Bundan tam bir yıl önce Midyatlı işadamı Mithat Yenigün’ün, Afganistan yolculuğumuz sırasında uçakta söylediği, “Kürt olduğumu söylemem için 20 yıl geçmesi mi gerekiyordu?” sözlerini bu sütunlara taşımıştım.
O günlerde; önce “Kürt”, sonra “Demokratik”, daha sonra da “Milli Birlik ve Kardeşlik” adını alan açılım projesi tartışılıyor; işadamından, sanatçısına toplumun her kesiminden “sözcükler” derliyorduk...
Heybelere doldurulan “barış” dileklerini boşaltmanın zamanı gelmiş meğer...

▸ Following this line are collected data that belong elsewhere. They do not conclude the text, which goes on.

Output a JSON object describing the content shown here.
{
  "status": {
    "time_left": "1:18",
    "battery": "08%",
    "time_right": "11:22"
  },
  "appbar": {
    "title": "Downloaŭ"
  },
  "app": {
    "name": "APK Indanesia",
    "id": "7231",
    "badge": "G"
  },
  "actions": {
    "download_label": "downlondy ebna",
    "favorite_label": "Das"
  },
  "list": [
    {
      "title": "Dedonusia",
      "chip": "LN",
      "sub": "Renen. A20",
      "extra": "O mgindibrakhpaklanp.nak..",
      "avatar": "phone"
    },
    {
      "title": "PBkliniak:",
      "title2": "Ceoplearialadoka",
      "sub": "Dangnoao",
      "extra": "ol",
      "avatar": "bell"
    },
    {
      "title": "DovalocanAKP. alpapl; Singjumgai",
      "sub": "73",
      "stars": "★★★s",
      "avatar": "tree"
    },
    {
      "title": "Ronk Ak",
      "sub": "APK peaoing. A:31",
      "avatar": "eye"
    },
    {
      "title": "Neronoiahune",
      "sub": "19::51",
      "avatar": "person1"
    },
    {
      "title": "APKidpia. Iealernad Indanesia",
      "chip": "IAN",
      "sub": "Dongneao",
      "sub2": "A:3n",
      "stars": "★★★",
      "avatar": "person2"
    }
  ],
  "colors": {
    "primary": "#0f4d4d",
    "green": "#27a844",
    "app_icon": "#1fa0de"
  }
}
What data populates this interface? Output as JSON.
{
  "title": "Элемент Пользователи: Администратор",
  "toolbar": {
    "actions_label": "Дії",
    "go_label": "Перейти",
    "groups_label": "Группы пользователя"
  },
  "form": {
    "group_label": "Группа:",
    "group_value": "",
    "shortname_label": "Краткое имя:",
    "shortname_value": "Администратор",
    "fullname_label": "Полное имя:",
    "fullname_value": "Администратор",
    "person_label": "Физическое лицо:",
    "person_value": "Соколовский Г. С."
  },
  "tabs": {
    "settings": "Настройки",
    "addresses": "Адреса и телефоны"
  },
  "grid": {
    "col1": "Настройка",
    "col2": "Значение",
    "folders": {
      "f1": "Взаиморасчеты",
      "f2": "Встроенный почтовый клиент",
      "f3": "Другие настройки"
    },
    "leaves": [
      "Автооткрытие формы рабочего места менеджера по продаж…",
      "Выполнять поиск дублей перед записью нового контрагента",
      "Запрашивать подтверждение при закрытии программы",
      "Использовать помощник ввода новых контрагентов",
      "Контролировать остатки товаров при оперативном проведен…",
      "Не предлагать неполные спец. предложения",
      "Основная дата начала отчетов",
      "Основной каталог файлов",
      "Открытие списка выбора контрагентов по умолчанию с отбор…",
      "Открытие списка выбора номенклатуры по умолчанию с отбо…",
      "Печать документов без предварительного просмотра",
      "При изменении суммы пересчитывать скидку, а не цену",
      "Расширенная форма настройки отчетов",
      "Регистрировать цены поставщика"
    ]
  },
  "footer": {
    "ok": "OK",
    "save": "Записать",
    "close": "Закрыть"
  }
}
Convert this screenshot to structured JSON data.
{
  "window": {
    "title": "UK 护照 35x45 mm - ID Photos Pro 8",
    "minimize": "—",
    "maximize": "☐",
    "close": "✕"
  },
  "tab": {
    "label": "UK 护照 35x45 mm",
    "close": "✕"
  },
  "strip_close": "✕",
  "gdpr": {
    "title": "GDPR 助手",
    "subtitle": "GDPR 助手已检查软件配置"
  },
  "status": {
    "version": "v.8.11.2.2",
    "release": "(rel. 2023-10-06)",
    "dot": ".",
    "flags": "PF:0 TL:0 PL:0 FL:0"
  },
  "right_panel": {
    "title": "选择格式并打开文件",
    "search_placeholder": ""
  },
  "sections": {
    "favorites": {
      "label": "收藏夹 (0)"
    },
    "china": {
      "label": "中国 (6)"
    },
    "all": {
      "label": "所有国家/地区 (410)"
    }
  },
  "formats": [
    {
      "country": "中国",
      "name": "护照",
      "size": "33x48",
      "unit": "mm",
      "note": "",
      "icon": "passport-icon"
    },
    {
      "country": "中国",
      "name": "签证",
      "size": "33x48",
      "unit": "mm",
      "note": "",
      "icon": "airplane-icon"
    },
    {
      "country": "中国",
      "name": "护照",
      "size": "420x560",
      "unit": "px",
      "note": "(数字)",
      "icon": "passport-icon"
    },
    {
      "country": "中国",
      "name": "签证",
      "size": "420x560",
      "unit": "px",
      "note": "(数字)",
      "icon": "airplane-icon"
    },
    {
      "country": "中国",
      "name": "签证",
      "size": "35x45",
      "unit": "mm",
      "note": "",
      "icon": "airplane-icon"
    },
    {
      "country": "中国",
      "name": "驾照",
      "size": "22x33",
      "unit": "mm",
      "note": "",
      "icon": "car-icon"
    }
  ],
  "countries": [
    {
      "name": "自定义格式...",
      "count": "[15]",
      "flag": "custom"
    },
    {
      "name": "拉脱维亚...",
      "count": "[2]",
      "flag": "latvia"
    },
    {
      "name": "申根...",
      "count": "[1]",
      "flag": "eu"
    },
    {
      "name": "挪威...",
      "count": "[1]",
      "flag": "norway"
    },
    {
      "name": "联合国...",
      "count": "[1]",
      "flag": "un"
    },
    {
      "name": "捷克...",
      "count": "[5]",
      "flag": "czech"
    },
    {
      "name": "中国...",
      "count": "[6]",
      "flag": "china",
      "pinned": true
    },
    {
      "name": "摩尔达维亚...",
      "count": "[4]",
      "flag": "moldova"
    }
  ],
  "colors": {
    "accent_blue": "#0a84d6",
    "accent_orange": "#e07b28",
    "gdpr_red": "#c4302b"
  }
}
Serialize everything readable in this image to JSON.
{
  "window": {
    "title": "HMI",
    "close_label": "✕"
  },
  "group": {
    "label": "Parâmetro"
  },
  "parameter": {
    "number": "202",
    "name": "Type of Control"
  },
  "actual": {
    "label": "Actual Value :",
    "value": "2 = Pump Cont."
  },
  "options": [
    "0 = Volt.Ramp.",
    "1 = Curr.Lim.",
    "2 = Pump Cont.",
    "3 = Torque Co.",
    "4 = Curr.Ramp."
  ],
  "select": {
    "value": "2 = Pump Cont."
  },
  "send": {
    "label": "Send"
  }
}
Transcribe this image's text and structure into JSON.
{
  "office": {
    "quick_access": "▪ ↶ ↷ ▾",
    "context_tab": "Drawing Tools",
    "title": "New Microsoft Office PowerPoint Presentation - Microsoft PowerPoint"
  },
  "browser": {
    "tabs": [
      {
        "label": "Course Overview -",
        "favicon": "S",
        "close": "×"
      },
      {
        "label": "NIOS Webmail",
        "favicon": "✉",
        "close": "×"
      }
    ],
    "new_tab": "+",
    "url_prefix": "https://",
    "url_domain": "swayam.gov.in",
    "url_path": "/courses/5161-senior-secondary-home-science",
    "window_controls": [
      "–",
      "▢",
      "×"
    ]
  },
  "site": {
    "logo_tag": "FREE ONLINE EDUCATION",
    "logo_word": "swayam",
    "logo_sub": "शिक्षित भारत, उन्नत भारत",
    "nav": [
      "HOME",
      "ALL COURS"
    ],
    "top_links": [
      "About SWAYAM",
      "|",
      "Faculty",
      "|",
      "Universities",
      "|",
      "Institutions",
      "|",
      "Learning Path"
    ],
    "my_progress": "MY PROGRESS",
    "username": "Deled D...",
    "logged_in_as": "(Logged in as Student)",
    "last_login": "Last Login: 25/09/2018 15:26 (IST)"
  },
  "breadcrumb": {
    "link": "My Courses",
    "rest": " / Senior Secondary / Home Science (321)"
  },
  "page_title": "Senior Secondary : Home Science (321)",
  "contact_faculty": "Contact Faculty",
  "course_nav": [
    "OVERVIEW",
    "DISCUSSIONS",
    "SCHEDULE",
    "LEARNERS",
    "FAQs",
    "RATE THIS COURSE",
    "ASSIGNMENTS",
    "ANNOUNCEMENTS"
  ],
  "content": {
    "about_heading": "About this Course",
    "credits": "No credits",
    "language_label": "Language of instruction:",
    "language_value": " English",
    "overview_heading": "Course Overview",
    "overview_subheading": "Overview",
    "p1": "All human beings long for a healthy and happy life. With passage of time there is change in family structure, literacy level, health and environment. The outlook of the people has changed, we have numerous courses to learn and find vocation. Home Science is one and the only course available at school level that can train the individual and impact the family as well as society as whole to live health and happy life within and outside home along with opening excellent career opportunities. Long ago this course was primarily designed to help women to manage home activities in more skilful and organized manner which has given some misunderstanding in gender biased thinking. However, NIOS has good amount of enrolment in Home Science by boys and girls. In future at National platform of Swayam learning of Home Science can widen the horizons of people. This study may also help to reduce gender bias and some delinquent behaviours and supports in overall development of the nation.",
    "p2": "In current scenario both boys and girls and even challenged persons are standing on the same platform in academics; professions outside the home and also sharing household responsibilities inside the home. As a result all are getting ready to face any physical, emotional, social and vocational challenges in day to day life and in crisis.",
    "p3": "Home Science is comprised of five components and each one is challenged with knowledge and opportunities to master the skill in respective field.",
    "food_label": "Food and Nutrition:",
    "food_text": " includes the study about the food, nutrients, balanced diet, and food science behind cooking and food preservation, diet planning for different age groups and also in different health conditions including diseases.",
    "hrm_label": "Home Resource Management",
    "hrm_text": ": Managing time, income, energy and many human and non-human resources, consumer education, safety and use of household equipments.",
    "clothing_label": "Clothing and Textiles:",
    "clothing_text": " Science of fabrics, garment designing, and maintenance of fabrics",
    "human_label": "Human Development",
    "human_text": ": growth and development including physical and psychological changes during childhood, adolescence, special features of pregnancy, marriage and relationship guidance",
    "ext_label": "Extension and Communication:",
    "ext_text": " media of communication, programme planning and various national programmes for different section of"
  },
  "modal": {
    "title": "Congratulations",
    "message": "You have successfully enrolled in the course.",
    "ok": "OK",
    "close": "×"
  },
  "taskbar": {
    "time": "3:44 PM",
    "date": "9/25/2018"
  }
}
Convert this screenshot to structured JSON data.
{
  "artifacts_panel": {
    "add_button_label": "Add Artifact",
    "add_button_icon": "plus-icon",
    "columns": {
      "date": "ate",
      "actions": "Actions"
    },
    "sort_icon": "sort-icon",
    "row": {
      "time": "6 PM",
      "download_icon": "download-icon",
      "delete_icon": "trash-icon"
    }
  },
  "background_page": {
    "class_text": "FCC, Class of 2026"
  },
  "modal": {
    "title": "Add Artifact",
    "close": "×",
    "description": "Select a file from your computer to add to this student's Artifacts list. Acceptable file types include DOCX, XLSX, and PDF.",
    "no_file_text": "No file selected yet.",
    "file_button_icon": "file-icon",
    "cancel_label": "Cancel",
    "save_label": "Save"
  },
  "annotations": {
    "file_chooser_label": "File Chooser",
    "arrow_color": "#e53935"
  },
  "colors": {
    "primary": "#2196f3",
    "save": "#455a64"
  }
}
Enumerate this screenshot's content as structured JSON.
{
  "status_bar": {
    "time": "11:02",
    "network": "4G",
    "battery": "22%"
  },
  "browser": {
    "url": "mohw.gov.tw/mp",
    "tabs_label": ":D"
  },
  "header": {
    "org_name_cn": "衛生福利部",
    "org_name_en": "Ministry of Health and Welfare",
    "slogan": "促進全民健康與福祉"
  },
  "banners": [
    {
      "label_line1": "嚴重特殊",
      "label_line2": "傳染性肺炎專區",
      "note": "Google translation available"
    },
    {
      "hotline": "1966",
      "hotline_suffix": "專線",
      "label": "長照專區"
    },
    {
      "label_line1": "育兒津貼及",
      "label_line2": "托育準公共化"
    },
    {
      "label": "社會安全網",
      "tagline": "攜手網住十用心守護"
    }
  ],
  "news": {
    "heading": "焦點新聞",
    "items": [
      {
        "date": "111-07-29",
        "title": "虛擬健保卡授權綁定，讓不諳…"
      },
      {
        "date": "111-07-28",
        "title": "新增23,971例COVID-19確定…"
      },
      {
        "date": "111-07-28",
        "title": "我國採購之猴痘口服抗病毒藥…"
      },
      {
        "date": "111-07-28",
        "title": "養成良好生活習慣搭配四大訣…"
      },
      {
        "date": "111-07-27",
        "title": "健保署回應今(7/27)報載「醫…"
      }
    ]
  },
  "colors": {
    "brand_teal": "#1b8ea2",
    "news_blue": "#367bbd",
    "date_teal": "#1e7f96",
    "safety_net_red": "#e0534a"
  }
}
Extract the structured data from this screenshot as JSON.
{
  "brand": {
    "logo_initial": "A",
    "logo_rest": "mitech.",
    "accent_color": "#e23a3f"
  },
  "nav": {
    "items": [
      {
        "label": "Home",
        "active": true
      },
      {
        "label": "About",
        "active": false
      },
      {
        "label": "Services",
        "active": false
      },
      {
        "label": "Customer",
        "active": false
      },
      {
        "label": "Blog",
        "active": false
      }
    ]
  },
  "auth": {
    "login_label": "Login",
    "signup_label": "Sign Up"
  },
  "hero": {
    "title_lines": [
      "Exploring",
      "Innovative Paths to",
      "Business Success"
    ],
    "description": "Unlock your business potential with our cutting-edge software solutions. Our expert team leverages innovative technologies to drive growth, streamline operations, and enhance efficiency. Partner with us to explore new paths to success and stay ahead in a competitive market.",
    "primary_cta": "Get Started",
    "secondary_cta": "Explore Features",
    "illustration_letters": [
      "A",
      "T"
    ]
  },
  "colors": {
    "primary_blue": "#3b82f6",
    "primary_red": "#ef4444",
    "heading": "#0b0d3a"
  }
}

Yenigün İnşaat Yönetim Kurulu Başkanı Yenigün; Midyat’ta kurulacak “Uluslararası Teoloji Fakültesi” için, 5 milyon dolarlık bağışın altına imzayı atıyor...
Yalnızca İslam dinini öğreten bir “İlahiyat Fakültesi” açmak yerine, yerel kültürün bir parçası olan Hıristiyanlığa ait mezheplerin temel öğretisini de içine alan bir proje...
Yenigün, “Tanrı bilimi” olarak Türkçeye çevireceğimiz, “teoloji” alanını destekleyen; bölge halkının kullandığı Süryanice, Arapça ve Kürtçe dillerinin, folklorun da,bu fakülte içinde akademik derinliğe ulaşacağını vurguluyor.
Arsa tahsis edildi
2007 yılında öğretime başlayan Mardin Artuklu Üniversitesi’nde 2010’a gelindiğinde, “Türkiye’de Yaşayan Diller Enstitüsü” açılmıştı.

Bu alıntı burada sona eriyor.